Some Writings about Jesus Are Not Gospels

This weekly bulletin insert complements the curriculum published by the Department of Christian Education of the Orthodox Church in America. This and many other Christian Education resources are available at http://dce.oca.org.
 

What is known about the years between the Nativity and Theophany, the time during which Jesus was growing up and preparing for His three-year ministry? The second chapter of the Gospel of Luke gives us a bit of insight, in the description of the twelve-year-old Jesus answering the questions of the elders in the Temple. After this, He returns to Nazareth with Mary and Joseph, and is obedient to them (2: 46-51).

Luke's words show that Jesus had the wisdom of His Father, and used it properly, to enlighten His people. The words also reveal His willingness to take on humanity completely, which included living in submission to two human parents. Beyond this, there is little if any information in the four Gospels about Jesus as a child or a young man growing into adulthood.

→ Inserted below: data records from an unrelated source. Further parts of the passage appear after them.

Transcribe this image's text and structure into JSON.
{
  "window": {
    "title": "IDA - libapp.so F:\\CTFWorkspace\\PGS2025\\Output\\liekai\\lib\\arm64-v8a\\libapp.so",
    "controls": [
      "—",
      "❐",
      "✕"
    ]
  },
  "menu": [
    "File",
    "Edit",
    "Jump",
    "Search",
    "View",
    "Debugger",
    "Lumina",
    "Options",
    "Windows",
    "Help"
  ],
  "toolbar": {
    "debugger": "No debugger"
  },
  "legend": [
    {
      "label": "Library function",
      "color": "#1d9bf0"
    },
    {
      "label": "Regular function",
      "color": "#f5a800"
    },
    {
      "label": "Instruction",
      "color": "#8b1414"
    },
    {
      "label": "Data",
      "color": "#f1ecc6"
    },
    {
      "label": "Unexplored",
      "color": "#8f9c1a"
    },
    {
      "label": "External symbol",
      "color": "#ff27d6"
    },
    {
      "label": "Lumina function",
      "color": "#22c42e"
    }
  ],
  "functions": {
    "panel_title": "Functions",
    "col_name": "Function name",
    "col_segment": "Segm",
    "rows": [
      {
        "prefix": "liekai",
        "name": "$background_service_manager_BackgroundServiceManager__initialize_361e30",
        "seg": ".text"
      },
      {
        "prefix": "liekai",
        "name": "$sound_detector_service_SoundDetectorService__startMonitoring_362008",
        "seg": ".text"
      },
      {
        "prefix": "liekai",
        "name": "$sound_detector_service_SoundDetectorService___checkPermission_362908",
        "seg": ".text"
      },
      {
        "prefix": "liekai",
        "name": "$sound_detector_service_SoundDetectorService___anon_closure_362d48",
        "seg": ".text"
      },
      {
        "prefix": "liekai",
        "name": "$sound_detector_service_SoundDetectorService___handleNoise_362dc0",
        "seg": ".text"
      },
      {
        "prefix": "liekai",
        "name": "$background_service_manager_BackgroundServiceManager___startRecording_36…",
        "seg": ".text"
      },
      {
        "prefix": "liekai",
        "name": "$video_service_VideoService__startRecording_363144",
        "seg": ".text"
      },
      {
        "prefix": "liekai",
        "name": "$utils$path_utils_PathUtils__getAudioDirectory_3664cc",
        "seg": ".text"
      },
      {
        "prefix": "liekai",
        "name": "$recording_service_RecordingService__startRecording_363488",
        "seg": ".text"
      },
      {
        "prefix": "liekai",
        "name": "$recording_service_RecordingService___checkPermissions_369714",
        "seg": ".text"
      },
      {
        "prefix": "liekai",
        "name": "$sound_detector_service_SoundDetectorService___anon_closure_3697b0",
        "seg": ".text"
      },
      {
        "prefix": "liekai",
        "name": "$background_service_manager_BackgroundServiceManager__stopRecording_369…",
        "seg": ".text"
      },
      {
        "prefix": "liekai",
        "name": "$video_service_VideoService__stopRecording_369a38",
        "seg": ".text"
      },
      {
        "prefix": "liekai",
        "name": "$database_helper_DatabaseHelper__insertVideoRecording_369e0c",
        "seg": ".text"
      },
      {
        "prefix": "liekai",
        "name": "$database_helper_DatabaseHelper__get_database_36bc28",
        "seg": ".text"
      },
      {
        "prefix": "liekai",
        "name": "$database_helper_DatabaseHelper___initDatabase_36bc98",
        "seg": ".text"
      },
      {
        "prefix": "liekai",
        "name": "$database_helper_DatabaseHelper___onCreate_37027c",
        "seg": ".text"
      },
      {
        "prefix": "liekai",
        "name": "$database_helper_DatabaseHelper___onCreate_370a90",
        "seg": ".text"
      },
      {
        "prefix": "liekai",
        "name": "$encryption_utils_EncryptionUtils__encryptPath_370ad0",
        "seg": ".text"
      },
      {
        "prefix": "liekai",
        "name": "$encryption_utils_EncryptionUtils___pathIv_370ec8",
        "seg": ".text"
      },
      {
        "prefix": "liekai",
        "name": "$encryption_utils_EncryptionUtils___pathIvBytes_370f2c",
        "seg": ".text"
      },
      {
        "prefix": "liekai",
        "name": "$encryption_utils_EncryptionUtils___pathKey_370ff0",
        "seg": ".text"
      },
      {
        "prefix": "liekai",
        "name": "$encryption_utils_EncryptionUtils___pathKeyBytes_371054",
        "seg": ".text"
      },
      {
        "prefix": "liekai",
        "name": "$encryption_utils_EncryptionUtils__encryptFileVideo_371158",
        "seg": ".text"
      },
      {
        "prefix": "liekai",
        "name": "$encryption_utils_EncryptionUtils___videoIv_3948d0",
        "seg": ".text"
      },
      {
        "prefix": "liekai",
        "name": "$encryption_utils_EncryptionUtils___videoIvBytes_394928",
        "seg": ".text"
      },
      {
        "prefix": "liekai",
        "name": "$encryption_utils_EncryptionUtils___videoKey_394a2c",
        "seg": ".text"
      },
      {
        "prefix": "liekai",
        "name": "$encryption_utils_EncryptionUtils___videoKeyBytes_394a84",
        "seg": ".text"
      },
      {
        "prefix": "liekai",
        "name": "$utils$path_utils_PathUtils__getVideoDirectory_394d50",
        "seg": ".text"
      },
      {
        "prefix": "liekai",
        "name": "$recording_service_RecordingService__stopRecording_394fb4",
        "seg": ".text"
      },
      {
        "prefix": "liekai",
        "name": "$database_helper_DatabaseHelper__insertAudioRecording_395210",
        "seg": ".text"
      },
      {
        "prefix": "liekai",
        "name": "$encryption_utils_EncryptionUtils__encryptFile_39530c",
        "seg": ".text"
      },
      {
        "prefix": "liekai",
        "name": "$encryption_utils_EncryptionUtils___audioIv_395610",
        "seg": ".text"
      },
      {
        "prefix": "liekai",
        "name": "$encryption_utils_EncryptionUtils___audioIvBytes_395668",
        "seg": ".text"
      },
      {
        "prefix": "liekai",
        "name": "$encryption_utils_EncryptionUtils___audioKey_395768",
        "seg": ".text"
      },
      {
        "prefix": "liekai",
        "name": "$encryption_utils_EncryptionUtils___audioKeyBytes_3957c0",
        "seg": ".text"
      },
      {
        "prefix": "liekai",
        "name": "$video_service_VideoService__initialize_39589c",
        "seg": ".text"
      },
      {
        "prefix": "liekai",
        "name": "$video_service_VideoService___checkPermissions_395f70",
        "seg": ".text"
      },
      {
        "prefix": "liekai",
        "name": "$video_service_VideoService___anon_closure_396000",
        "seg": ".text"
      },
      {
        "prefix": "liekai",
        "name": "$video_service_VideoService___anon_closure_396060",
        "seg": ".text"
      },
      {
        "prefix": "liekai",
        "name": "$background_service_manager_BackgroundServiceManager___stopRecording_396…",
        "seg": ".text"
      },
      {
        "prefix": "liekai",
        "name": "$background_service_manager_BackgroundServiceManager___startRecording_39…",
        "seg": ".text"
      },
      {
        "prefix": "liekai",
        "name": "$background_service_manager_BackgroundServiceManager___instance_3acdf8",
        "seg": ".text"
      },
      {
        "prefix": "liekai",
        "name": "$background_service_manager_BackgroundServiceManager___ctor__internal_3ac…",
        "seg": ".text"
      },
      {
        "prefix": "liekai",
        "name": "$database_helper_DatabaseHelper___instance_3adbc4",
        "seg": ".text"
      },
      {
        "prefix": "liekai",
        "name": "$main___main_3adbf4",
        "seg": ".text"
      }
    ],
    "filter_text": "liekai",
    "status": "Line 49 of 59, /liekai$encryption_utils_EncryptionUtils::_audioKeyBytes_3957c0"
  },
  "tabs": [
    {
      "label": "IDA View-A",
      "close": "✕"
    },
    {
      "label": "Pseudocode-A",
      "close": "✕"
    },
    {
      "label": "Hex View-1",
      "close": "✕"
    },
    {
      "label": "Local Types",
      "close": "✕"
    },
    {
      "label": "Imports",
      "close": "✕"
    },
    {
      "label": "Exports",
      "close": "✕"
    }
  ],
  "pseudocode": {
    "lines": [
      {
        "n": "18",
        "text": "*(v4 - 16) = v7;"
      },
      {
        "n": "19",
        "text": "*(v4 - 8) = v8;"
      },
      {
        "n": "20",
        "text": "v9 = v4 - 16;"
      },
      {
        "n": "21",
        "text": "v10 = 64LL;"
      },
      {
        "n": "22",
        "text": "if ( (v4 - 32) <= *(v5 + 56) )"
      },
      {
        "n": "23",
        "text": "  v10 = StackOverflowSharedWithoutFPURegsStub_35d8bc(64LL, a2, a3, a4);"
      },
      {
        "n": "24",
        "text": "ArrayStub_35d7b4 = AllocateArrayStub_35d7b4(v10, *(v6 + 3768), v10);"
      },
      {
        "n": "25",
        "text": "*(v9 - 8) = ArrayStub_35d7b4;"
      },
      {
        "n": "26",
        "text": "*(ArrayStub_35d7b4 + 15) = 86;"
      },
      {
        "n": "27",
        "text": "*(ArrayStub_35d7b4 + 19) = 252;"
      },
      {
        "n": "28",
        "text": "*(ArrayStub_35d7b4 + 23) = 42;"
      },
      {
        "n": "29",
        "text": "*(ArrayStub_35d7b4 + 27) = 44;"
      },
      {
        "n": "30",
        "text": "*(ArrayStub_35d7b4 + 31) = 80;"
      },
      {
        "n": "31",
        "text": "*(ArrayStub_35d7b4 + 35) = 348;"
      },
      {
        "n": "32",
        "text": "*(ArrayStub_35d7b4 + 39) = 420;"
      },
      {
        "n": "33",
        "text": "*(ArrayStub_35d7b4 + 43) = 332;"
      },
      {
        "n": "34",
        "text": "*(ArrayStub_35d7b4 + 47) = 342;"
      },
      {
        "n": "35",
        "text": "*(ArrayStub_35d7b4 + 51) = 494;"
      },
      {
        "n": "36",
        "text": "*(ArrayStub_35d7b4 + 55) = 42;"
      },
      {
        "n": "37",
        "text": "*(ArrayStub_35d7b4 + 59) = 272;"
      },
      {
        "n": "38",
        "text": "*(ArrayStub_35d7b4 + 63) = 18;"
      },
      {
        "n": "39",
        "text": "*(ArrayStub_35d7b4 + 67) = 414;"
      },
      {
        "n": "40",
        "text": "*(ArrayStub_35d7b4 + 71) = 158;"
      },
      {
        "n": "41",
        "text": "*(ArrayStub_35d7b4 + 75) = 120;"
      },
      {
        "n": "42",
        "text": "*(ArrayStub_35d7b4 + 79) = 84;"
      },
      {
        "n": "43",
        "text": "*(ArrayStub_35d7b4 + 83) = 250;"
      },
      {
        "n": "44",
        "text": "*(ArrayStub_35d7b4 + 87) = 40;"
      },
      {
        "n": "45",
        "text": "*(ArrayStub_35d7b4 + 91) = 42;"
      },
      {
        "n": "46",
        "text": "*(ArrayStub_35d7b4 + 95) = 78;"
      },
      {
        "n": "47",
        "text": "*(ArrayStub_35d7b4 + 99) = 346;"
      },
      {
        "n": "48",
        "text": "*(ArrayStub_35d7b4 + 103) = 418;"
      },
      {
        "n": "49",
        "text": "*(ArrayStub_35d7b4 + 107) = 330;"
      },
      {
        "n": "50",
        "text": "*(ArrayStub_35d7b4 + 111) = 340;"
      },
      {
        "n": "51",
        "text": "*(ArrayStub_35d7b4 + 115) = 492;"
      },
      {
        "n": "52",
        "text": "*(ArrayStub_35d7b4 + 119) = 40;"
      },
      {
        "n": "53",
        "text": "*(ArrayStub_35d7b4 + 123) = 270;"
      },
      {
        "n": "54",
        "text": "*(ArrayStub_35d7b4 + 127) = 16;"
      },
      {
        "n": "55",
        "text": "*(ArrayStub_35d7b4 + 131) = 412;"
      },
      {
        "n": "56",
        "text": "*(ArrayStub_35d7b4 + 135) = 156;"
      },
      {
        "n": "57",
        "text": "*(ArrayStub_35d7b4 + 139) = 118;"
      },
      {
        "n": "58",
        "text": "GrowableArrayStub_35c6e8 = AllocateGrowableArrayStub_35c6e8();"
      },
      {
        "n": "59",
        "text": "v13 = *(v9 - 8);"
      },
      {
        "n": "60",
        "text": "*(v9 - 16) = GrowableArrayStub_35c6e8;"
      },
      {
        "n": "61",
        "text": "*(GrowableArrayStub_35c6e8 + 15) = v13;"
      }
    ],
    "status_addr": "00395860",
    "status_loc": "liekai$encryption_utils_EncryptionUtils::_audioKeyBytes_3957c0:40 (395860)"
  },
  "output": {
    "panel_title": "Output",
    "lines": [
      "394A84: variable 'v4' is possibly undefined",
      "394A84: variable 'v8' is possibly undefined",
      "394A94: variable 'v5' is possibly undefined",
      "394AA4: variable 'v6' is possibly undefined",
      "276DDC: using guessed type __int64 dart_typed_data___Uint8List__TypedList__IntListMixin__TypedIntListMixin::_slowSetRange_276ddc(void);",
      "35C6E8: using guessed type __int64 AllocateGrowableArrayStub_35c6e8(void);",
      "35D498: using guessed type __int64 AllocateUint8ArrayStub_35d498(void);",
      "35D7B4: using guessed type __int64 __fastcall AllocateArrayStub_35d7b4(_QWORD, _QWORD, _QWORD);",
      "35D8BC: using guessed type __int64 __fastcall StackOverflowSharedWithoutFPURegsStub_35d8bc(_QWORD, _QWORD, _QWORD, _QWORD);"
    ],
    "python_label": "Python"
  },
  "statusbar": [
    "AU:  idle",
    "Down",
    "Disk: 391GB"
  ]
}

But other books claim to tell us far more than the New Testament Gospels we read in church. These books describe a young Jesus showing his power by turning clay birds into real birds. When he doesn't like the way other children are acting, he curses them and turns them permanently into corpses, and then blinds their parents.

Because the accounts in these books are so different from the early Church's experience of Jesus Christ, they were not accepted as part of the Gospel canon, meaning the group of books the Church regarded as truthful descriptions of God's plan and saving work. Documents that would become part of the New Testament had already been written just a few decades after Jesus' death and resurrection, some of them eyewitness accounts. These authentic descriptions formed the basis of the Church's teachings about the risen Lord. The great second-century saint Justin Martyr referred to the canonical Gospels as the "reminiscences" of the apostles.

Saint Paul wrote in Ephesians 4: 4-6, "There is one body and one Spirit—just as you were called to one hope when you were called—one Lord, one faith, one baptism, one God and Father of us all." Paul's words show that the early Church was unified in its core beliefs about God, and therefore was quite able to distinguish those writings that did not reflect those beliefs. That is why books like those that depicted Jesus as a vengeful child did not make it into the canon of Scripture.

Bible scholar Ben Witherington writes about this in his book "The Gospel Code: Novel Claims about Jesus, Mary Magdalene, and Da Vinci." Witherington's book is an excellent answer to fiction like "The Da Vinci Code" and other books that pretend to tell the "hidden truth" about the formation of the Bible. He explains how it really was formed, and happened, and enables the reader to determine which of the many writings about Jesus are fiction, and which are true Gospels.